I left him hanging on for Pat, a young professional boxer who is fighting this weekend in London. Bill wants a ticket, in case he has the energy to go, but partly I think he just wants Pat to know that he cares.
I teach and preach positive psychology. I routinely talk about how it’s not what happens to us but our response to it that dictates who we are. I quote Victor Frankl when he said that man’s last freedom is his attitude to his situation. But rarely have these things leapt from a page and into my life in the way they did today. Bill continues to inspire me, and now I know he always will. But not just to keep fit, but to appreciate the small things I can do for others that matter, and the things that others do for me that remind me that I matter too.
Anita Mitchell says
What can I say, but thanks for sharing that with us Trevor. Bill is certainly an inspiration.
Anita
Christine Miskelly says
This is such a touching story.

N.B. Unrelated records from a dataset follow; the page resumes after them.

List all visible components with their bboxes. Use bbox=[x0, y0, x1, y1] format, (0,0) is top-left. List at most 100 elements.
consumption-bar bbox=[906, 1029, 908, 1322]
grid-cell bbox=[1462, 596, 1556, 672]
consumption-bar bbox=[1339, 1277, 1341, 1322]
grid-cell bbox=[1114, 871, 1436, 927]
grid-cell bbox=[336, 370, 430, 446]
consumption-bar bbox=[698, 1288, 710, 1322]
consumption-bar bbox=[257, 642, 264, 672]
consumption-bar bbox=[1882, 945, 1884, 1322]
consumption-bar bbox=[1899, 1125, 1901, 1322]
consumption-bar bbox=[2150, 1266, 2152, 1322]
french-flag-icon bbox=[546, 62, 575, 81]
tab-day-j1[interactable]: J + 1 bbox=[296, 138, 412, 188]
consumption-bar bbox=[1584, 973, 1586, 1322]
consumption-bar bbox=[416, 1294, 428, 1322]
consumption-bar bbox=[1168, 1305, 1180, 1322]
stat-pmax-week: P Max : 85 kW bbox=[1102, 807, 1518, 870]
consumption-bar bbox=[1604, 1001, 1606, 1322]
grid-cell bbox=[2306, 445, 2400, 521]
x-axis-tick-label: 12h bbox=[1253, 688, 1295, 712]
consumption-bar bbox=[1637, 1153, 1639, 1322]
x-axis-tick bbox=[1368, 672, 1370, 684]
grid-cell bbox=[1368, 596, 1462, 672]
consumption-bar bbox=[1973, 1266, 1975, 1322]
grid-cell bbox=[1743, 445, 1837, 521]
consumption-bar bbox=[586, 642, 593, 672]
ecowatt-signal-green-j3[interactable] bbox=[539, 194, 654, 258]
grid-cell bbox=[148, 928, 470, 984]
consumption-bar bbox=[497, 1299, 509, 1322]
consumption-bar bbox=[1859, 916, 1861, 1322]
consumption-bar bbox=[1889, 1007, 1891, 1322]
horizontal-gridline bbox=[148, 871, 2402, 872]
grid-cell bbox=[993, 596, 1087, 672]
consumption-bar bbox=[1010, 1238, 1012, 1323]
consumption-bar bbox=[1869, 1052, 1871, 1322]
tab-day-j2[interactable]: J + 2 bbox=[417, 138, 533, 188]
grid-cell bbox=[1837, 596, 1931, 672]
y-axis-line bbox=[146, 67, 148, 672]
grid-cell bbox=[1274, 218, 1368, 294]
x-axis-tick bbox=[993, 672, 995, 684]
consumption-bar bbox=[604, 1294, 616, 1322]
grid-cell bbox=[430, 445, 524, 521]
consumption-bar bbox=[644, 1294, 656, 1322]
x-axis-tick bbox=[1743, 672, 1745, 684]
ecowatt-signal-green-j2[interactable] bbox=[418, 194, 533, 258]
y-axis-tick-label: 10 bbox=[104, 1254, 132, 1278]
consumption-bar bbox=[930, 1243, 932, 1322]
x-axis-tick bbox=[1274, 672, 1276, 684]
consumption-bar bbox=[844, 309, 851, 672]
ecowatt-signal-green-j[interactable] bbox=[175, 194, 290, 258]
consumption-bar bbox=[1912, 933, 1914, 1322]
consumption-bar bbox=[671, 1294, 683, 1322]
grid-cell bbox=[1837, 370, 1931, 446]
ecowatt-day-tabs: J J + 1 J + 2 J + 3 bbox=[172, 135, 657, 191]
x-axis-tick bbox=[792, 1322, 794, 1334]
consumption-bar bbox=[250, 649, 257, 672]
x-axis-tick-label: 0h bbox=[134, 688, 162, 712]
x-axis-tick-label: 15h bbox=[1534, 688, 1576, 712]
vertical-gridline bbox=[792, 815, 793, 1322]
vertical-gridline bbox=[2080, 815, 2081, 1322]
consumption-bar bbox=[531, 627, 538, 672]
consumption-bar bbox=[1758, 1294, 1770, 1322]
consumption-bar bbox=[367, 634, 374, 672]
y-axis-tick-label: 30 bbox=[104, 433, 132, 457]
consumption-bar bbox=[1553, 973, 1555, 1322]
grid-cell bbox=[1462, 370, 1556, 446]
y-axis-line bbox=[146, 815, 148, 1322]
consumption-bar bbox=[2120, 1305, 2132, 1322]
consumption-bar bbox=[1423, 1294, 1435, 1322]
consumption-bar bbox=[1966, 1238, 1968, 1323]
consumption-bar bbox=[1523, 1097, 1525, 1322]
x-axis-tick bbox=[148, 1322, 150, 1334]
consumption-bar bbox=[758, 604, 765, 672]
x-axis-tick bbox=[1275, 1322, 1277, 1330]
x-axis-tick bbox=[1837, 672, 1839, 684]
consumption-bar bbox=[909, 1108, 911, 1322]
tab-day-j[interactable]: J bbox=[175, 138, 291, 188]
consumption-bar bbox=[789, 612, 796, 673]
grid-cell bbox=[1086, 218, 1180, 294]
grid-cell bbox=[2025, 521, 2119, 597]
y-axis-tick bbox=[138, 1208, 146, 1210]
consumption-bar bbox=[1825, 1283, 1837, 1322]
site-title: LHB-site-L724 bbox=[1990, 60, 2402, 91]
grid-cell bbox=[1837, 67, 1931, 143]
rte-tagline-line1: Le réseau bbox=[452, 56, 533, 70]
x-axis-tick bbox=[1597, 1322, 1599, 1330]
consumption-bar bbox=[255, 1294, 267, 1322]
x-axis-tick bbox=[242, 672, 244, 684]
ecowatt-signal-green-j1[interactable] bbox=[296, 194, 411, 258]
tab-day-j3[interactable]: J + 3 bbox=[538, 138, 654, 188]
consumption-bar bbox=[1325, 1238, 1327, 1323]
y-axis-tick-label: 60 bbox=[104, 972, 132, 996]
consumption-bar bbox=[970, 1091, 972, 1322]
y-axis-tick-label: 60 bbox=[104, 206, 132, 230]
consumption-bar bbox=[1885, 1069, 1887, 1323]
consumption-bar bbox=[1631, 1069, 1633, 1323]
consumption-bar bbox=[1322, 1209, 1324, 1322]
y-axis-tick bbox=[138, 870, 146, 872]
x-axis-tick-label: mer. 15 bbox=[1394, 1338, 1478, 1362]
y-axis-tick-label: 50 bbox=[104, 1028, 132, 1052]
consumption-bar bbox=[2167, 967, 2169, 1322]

It made me think about the books I have been reading by Eckhart Tolle on The Power of Now. To fully experience life we need to be in the present moment, future and past only exist in the mind. Bill clearly knows the truth of this.
Trevor says
The sad, but inspiring news is that Bill died a few days later. He was upstairs getting ready to go to Pat’s fight when his wife heard him call her. She found him on the bed. He said “You know I love you, don’t you?” and he died.
For his last moments to be filled with that thought, and the desire to communicate it to her with his last breath, is all the epitaph he needs.